DNA, RNA, and proteins work together to support the essential system of the present life. RNAs catalyze biological reactions as well as have nucleotide sequence transcribed from DNA. Therefore, abiotic RNA formation has been regarded as an essential step of the origin of life. Ribose is an essential constituent of RNA and is known to form in the formose reaction in which a series of condensation and polymerization of formaldehyde forms many sugar molecules. Ribose synthesis by the formose reaction is known to proceed under alkaline conditions, but the effects of pH on the ribose synthesis have not been clear. The effects of pH on the formose reaction is important to constrain the possibility of ribose synthesis on prebiotic Earth and on ancient Mars. Therefore, this study investigates the effects of pH on the formose reaction and evaluated potential ribose synthesis on ancient Mars. Ancient Mars is shown to have liquid water on the surface and/or subsurface and had CO₂-rich atmosphere. Thus, photochemical formaldehyde formation would have been possible. Moreover, it is estimated that pH of surface water acidified from mildly alkaline to acidic from Noachian to Hesperian based on the mineral composition found by some of Mars surface explorations.

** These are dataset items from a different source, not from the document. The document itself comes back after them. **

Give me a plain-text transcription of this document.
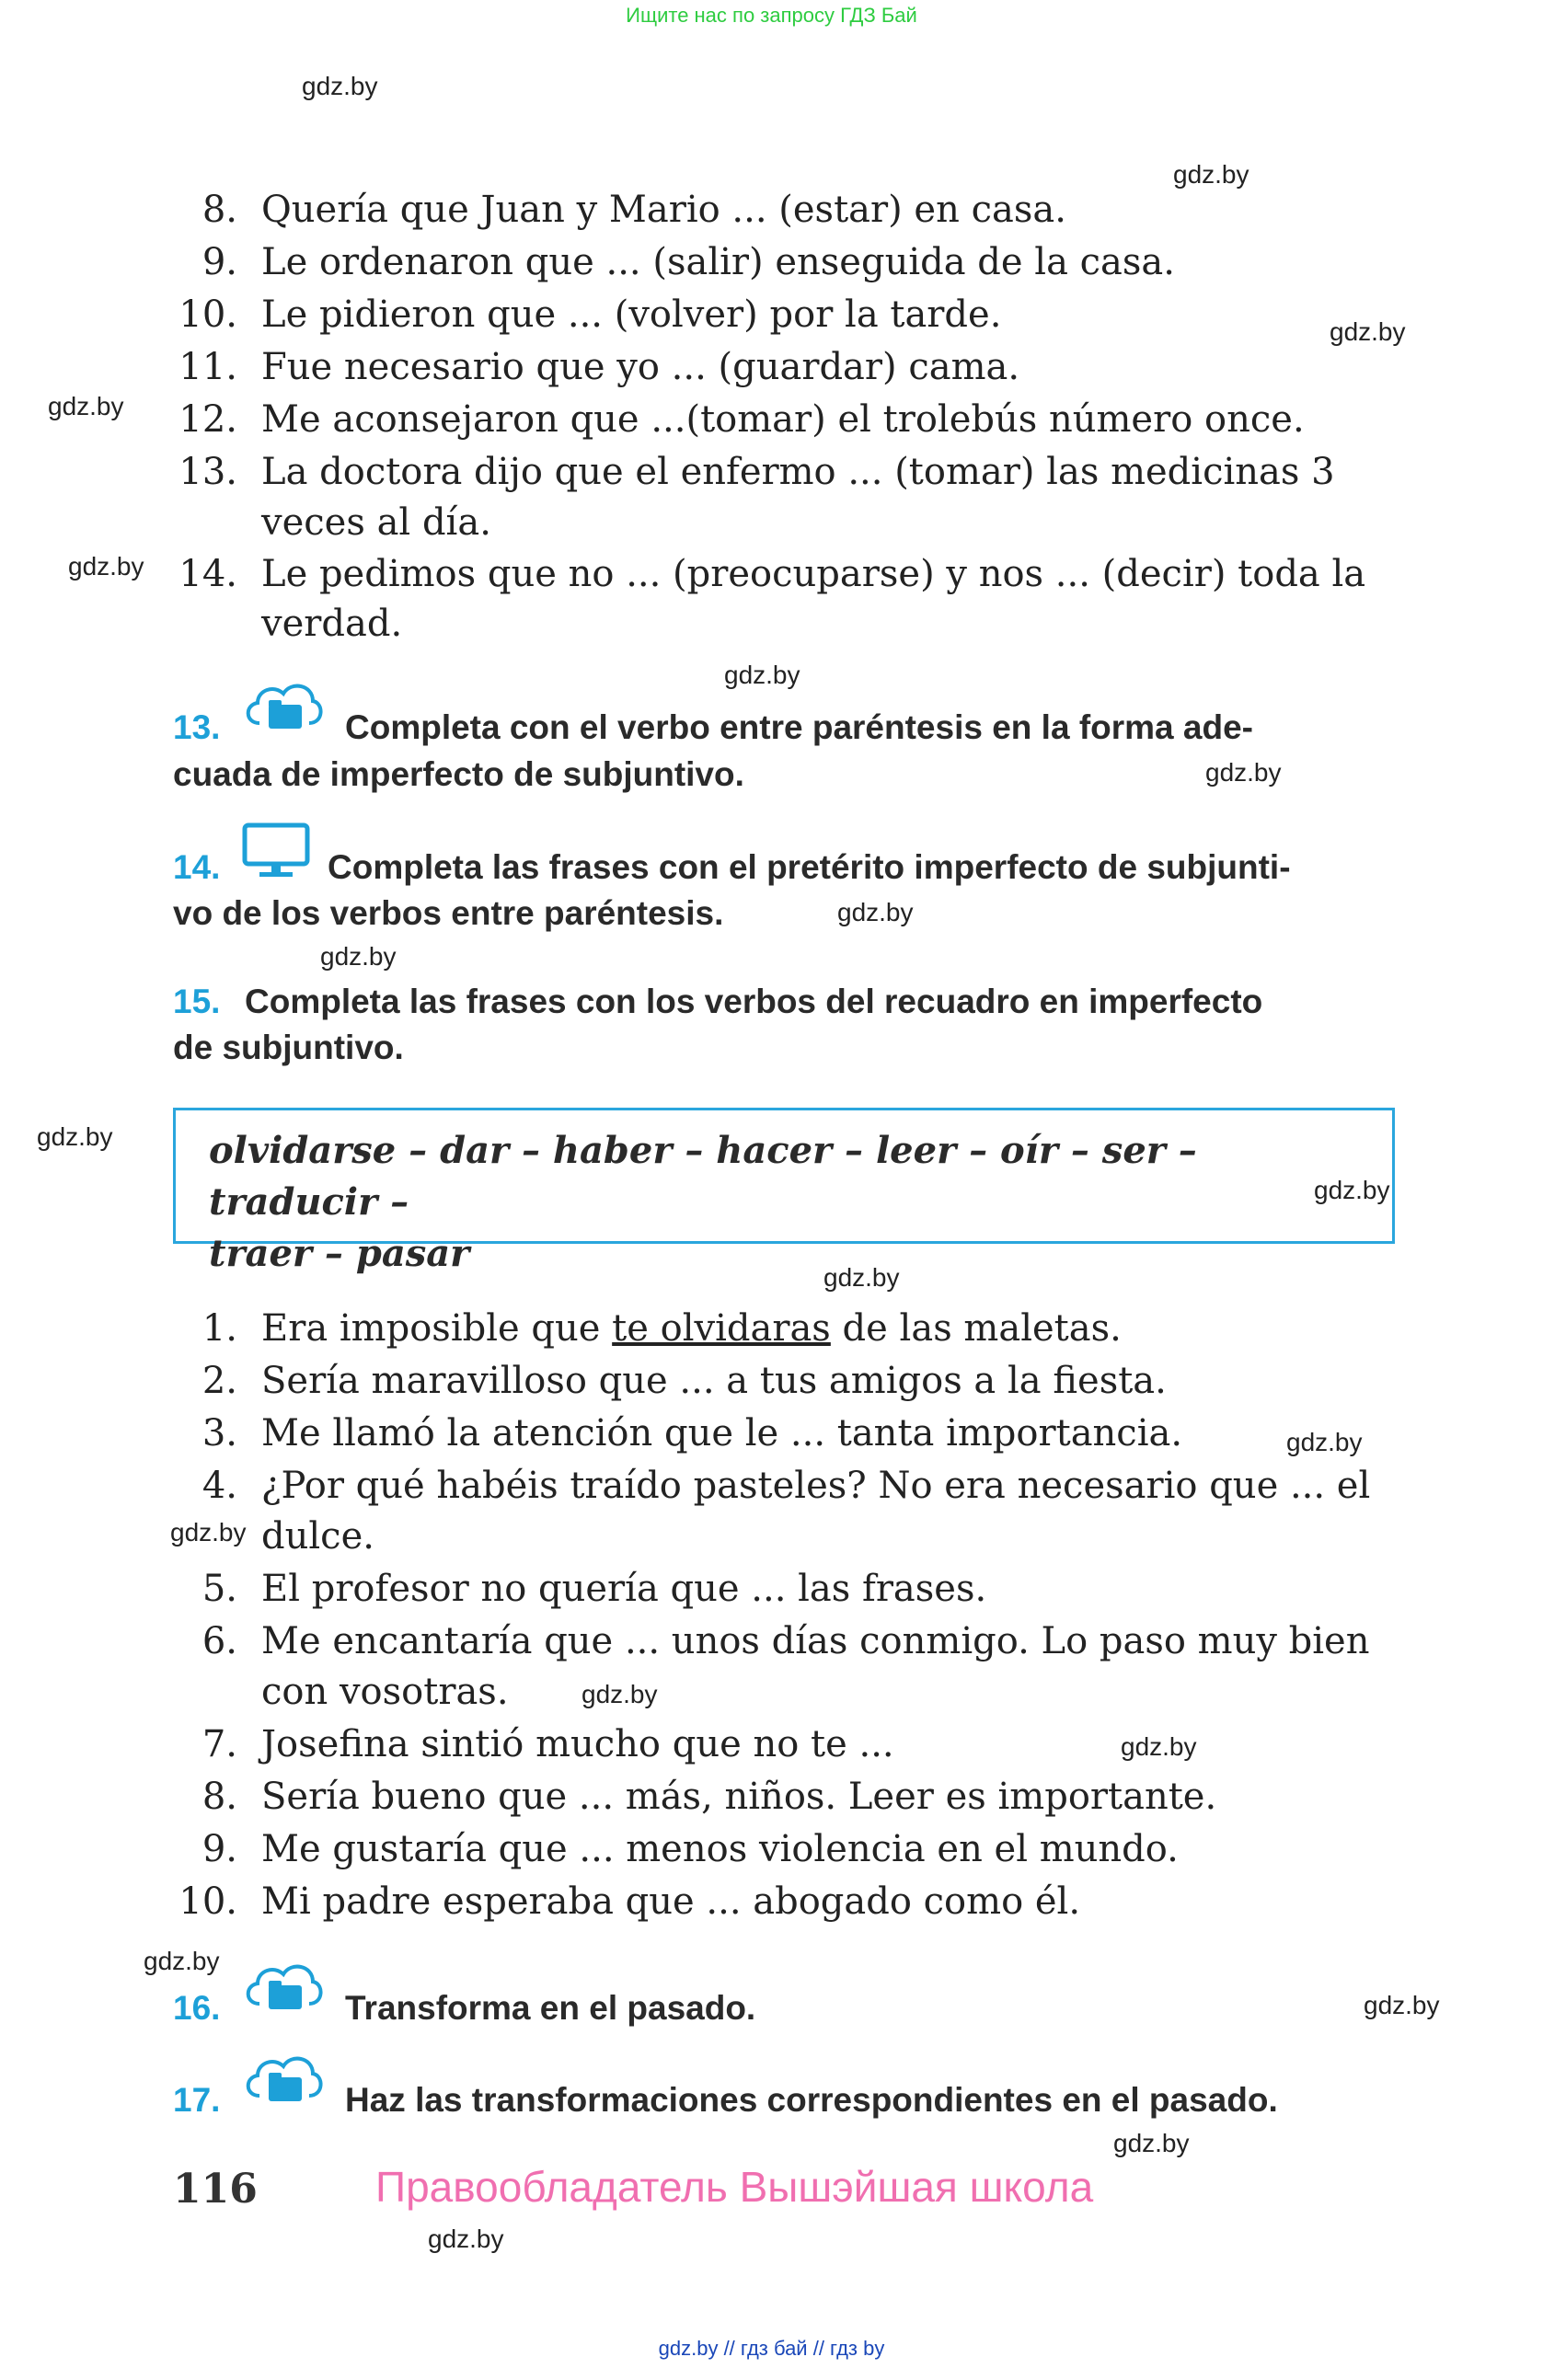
Ищите нас по запросу ГДЗ Бай
gdz.by
gdz.by
gdz.by
gdz.by
gdz.by
gdz.by
gdz.by
gdz.by
gdz.by
gdz.by
gdz.by
gdz.by
gdz.by
gdz.by
gdz.by
gdz.by
gdz.by
gdz.by
gdz.by
gdz.by
8. Quería que Juan y Mario ... (estar) en casa.
9. Le ordenaron que ... (salir) enseguida de la casa.
10. Le pidieron que ... (volver) por la tarde.
11. Fue necesario que yo ... (guardar) cama.
12. Me aconsejaron que ...(tomar) el trolebús número once.
13. La doctora dijo que el enfermo ... (tomar) las medicinas 3
veces al día.
14. Le pedimos que no ... (preocuparse) y nos ... (decir) toda la
verdad.
13.	Completa con el verbo entre paréntesis en la forma ade-
cuada de imperfecto de subjuntivo.
14.	Completa las frases con el pretérito imperfecto de subjunti-
vo de los verbos entre paréntesis.
15. Completa las frases con los verbos del recuadro en imperfecto
de subjuntivo.
olvidarse – dar – haber – hacer – leer – oír – ser – traducir –
traer – pasar
1. Era imposible que te olvidaras de las maletas.
2. Sería maravilloso que ... a tus amigos a la fiesta.
3. Me llamó la atención que le ... tanta importancia.
4. ¿Por qué habéis traído pasteles? No era necesario que ... el
dulce.
5. El profesor no quería que ... las frases.
6. Me encantaría que ... unos días conmigo. Lo paso muy bien
con vosotras.
7. Josefina sintió mucho que no te ...
8. Sería bueno que ... más, niños. Leer es importante.
9. Me gustaría que ... menos violencia en el mundo.
10. Mi padre esperaba que ... abogado como él.
16.	Transforma en el pasado.
17.	Haz las transformaciones correspondientes en el pasado.
116	Правообладатель Вышэйшая школа
gdz.by // гдз бай // гдз by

The formose reaction experiments were conducted with formaldehyde and glycolaldehyde in phosphate buffer solutions of different pH. Ribose was formed even in neutral solutions. The yields decreased one orders of magnitude by the decrease of pH by 1. Ribose formation was below our detection limit in acidic solution, pH < 4, although tetroses were formed.
These results suggest that ribose was spontaneously formed from formaldehyde and glycolaldehyde even in near neutral aquatic environments implying that environments existed on Noachian Mars could promote spontaneous ribose formation.